CrossEncoderConfig

class lightning_ir.cross_encoder.cross_encoder_config.CrossEncoderConfig(query_length: int | None = 32, doc_length: int | None = 512, pooling_strategy: 'first' | 'mean' | 'max' | 'sum' = 'first', linear_bias: bool = False, **kwargs)[source]

Bases: LightningIRConfig

__init__(query_length: int | None = 32, doc_length: int | None = 512, pooling_strategy: 'first' | 'mean' | 'max' | 'sum' = 'first', linear_bias: bool = False, **kwargs)[source]

Configuration class for a cross-encoder model

Parameters:
  • query_length (int | None) – Maximum number of tokens per query.
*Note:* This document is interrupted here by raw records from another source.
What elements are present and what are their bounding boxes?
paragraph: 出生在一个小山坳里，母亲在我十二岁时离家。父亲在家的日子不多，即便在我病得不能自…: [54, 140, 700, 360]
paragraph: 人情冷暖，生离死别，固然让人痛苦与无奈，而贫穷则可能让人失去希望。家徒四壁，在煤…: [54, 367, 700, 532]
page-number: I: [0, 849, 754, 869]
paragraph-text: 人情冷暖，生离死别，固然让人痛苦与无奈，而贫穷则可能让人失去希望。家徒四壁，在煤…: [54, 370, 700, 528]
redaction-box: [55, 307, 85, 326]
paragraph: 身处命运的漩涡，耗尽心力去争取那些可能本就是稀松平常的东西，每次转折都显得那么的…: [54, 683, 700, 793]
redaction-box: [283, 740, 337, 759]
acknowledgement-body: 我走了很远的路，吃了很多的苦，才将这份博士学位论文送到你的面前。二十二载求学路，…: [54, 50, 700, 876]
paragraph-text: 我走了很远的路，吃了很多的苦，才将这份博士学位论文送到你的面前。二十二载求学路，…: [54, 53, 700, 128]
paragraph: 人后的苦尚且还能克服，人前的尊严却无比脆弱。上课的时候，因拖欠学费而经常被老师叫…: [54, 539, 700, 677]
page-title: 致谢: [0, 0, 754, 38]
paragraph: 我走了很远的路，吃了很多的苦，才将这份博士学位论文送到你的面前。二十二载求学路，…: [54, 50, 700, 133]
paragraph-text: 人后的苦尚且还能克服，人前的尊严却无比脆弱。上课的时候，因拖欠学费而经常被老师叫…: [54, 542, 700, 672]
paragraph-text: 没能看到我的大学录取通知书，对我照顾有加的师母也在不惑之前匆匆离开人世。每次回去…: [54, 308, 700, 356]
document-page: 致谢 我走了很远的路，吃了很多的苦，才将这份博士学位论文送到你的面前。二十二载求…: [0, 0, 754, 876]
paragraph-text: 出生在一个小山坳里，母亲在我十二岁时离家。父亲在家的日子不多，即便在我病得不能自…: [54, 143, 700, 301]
If None does not truncate. Defaults to 32.

  • doc_length (int | None) – Maximum number of tokens per document. If None does not truncate. Defaults to 512.

  • pooling_strategy (Literal['first', 'mean', 'max', 'sum']) – Pooling strategy to aggregate the contextualized embeddings into a single vector for computing a relevance score. Defaults to “first”.

  • linear_bias (bool) – Whether to use a bias in the prediction linear layer. Defaults to False.

Methods

__init__([query_length, doc_length, ...])

Configuration class for a cross-encoder model

Attributes

model_type

Model type for cross-encoder models.

model_type: str = 'cross-encoder'

Model type for cross-encoder models.